Opera Australia, Sydney Opera House
Thurs 19th June 1997
|Pinkerton||Jay Hunter Morris|
I personally disliked almost everything about this opera performance. The previous AO production was absolutely traditional, closely following the very detailed instructions given by Puccini and his librettist. It was highly regarded and had a very long run at the various Australian opera houses in which it played for over a decade. While fresh from a distance one could understand that parts of it were tattered and threadbare close-up.
So the new production had to be different. It had to suit the music and yet not distract.
It was certainly different. It contained almost nothing Japanese. There were no natural traditional Asian materials, fabrics, flowers, vistas or colours. No cane, bamboo or paper ornaments. Japanese do not insult easily, but the clumsy attempts at western impressions of the sunrise empire might have offended purists, just as the opera itself again puts America into a sorry light. Recycled staging ideas were aplenty.
Beginning from the top: the conductor commencing proceedings un-announced (cf. Otello), pond surrounding stage (cf. Tristan), paddling servants (Midsummer night's dream), draw-bridges (cf. Hoffmann), dressed, on-stage stage hands (cf. Bohème), silk ribbon dance (cf. Turandot), stars above set (cf. Tosca, and why did they move?), Tussaud-like framed figures (cf. Aida and others), vertical sliding screens (cf Ruddigore, Miss Saigon). Butterfly's entrance was no procession, except vocally. The death scene was also a major let down for me. The dagger did not seem to make its mark and Pinkerton, though heard, was not evidenced by anything but a nylon curtain blowing in the breeze (cf. Otello act III). Even Butterfly's flag was the post-war rising sun ensign.
The draining of the canals after the 'petal' diaspora misfired badly. Although there was nothing visible, much of the audience was reminded of the pissoir from the sound of the on-stage plumbing.

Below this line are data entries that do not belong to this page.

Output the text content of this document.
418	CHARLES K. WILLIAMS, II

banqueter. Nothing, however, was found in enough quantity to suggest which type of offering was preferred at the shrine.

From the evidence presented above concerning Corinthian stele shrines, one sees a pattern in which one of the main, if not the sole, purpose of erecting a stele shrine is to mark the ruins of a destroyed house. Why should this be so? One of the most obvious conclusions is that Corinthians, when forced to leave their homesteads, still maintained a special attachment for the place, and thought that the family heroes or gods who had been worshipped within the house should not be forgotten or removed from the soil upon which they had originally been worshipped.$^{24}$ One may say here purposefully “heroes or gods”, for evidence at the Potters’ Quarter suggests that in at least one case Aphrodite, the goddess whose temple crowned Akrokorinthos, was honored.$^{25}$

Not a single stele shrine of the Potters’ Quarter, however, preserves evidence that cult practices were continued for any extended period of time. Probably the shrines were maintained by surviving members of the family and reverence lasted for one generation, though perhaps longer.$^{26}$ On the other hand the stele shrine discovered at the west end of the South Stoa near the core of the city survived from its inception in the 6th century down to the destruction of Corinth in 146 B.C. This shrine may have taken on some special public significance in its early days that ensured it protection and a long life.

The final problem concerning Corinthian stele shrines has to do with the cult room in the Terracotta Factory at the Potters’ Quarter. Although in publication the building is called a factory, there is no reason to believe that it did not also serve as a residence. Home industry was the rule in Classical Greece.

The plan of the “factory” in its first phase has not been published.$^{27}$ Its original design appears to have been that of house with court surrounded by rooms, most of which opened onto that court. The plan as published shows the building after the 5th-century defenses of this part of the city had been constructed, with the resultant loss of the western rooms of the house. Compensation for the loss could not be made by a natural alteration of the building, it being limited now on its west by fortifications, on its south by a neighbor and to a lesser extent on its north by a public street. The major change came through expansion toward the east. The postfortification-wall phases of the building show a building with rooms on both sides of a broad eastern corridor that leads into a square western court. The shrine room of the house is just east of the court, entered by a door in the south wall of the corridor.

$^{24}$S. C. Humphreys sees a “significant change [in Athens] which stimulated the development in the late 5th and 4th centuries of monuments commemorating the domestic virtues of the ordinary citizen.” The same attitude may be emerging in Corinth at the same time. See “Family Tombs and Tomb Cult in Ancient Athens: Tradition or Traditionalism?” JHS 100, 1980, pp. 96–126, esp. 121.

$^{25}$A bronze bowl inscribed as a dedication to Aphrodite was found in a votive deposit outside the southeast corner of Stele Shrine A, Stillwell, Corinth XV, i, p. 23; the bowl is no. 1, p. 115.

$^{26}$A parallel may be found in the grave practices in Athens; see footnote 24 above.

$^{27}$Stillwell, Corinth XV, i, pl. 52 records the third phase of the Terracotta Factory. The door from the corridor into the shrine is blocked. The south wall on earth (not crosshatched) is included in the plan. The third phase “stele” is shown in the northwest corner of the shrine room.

But what was new? The voices, or absence thereof in the case of the men. The visiting tenor had a big write up in the press. Like an alarm clock, his top was intact and exciting. What they did not tell us was that there was a weak mid-voice. Sharpless was also new to me - he sang quietly so as not to attract attention. I made a point of sitting in the front circle.
Only the ladies could really be heard from my position. Cheryl Barker's Butterfly was vocally superb. She took all the hard options, holding notes, avoiding breathes and injecting feeling and pathos into her hopeless state in this relentless plot.
Ingrid Silveus was equally moving as the ever-trusting handmaiden, Suzuki.
Patrick Summers, much as we appreciate his returns to Australia, was over indulgent with the tempo. One by one on opening night, the principal singers struggled, and failed to keep up with his unrealistic pace. This is so unnecessary in an opera where accuracy and poise matter. Individual orchestra members are often exposed in intimate moments and they played well and with due deference to this important music.
The audience response was rapturous and I was not in the majority in my flat feeling at the end. So much the reviewer's lot!
This production will improve with time. For my money it would be hard to do anything which would be to its detriment. It is a great advertisement for the concert performance when you run out of original and pertinent ideas to support the opera libretto.